The impact of monetary policy on inflation and output depends on the private-sector decisions about prices and output that it induces. These decisions depend on the expectations about future inflation, output, and interest rates that monetary policy induces.
The current instrument rate matters hardly at all; what matters for private-sector decisions are the private sector’s expectations about future interest rates. Therefore, the implementation of best-practice monetary policy consists of announcing and motivating the bank’s forecasts of inflation, the output gap, and, importantly, the instrument rate.This is the most effective way of managing private-sector expectations.
(emphasis is mine)
In nut shell- central banks usually publish their forecasts of inflation and growth. What makes it best practice is forecasts of their own interest rates as well.
Four alternatives have been discussed for the instrument-rate path: (1) A constant instrument rate, (2) market expectations of future interest rates, (3) an instrument rate following an instrument rule, such as the Taylor rule, (4) an optimal instrument-rate path, that is, the path the central bank believes best achieves the bank’s objectives, which will also be the central bank’s own best forecast of future instrument rates.

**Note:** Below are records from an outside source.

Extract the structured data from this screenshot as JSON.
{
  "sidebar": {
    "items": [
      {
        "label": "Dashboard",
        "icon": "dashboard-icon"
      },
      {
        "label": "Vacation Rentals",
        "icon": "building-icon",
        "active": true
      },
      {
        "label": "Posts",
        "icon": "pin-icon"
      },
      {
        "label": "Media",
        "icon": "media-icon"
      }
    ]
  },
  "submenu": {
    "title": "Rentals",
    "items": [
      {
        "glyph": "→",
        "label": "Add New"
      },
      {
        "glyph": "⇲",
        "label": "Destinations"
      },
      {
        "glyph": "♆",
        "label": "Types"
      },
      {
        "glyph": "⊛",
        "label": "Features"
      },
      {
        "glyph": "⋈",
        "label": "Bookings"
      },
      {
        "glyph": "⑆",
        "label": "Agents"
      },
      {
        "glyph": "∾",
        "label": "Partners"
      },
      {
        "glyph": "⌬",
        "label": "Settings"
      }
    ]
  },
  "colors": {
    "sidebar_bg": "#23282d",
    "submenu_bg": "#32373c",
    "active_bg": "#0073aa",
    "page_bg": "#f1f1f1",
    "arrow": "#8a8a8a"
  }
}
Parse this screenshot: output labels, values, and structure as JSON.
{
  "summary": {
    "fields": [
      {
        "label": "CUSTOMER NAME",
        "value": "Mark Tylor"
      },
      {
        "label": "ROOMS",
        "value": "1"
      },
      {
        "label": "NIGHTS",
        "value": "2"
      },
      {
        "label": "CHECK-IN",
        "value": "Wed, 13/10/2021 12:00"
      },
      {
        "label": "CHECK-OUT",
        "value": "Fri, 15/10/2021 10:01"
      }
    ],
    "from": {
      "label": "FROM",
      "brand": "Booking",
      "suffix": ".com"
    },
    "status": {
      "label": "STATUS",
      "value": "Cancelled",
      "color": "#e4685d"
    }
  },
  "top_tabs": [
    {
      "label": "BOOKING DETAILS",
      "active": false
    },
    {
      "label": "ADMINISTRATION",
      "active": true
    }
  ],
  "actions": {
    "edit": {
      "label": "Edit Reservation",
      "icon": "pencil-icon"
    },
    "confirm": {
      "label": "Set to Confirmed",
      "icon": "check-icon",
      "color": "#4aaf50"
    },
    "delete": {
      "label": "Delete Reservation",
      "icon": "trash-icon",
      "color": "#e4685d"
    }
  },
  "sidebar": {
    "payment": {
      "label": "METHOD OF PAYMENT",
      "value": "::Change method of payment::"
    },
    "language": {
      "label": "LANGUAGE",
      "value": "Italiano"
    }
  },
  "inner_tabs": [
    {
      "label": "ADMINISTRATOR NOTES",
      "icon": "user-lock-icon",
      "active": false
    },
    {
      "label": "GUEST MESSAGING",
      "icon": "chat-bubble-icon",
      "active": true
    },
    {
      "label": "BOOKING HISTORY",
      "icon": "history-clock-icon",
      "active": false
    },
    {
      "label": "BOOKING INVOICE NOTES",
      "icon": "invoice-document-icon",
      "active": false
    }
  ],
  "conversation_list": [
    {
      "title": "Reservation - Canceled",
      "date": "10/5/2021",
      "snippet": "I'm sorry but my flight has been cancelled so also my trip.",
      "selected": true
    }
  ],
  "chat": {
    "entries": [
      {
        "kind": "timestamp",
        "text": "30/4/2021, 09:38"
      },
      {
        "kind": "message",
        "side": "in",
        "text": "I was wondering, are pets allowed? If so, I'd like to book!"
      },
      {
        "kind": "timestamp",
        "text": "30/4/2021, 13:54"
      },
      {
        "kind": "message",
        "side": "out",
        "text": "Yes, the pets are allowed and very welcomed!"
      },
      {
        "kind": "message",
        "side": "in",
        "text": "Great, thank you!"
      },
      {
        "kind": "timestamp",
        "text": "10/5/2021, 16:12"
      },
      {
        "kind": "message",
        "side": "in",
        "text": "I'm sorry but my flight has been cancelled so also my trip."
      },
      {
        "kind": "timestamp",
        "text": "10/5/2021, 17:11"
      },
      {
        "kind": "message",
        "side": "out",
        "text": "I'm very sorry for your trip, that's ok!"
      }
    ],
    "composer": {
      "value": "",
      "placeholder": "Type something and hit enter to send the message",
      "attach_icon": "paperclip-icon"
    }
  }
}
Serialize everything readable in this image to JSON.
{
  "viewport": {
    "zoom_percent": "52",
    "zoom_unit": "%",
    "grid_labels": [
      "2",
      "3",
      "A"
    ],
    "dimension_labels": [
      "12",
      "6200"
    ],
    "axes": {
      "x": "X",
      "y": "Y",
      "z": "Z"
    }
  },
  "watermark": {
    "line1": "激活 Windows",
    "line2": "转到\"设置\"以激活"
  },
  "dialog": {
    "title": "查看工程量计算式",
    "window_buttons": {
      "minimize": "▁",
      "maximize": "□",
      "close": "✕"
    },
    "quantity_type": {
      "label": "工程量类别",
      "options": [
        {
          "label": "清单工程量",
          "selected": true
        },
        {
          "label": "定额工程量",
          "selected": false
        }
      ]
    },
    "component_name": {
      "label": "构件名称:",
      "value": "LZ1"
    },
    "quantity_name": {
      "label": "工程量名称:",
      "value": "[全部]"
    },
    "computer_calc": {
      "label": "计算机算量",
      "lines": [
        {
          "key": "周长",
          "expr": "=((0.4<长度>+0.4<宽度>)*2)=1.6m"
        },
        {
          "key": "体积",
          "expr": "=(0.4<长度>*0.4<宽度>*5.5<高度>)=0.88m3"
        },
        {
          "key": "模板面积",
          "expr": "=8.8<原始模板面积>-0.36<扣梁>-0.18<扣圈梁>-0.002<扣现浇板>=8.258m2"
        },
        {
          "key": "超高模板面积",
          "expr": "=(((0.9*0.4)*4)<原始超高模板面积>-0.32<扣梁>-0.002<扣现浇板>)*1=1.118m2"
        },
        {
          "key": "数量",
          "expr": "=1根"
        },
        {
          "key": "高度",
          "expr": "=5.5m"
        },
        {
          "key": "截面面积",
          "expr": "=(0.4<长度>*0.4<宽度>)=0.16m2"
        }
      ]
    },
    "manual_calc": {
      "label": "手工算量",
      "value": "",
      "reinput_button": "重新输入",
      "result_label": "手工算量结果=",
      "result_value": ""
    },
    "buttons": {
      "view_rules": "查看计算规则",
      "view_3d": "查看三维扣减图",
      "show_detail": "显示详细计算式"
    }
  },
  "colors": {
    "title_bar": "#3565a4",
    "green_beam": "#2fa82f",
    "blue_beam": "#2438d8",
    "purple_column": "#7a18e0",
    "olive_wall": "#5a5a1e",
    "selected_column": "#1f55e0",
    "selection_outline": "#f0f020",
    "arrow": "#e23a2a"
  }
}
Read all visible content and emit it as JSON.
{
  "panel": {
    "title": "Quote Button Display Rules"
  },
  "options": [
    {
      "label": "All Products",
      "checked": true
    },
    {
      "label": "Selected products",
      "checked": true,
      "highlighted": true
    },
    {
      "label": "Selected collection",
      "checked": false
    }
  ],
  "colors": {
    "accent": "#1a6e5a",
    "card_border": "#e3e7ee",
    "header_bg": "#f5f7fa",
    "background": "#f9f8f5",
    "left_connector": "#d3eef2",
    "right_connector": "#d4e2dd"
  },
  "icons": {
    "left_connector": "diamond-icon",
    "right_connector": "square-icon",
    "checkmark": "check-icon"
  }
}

I am convinced that best-practice monetary policy involves alternative (4), the optimal instrument rate forecast, that is, the central bank’s best forecast of its own future policy. By definition, this is the path the central bank deems to be optimal. Furthermore, since it is the best forecast of future interest rates, it provides the best information for private-sector decisions. Therefore, this is the most effective implementation of monetary policy, that is, the most effective way to manage private sector expectations. Finally, it provides the most accountability for the central bank. Since the resulting inflation and output-gap forecast rely on the central bank’s best instrument-rate forecasts, they are the central bank’s best inflation and output-gap forecast. Therefore, these forecasts are the most relevant ones to compare with other forecasters’ forecasts and with the actual outcomes.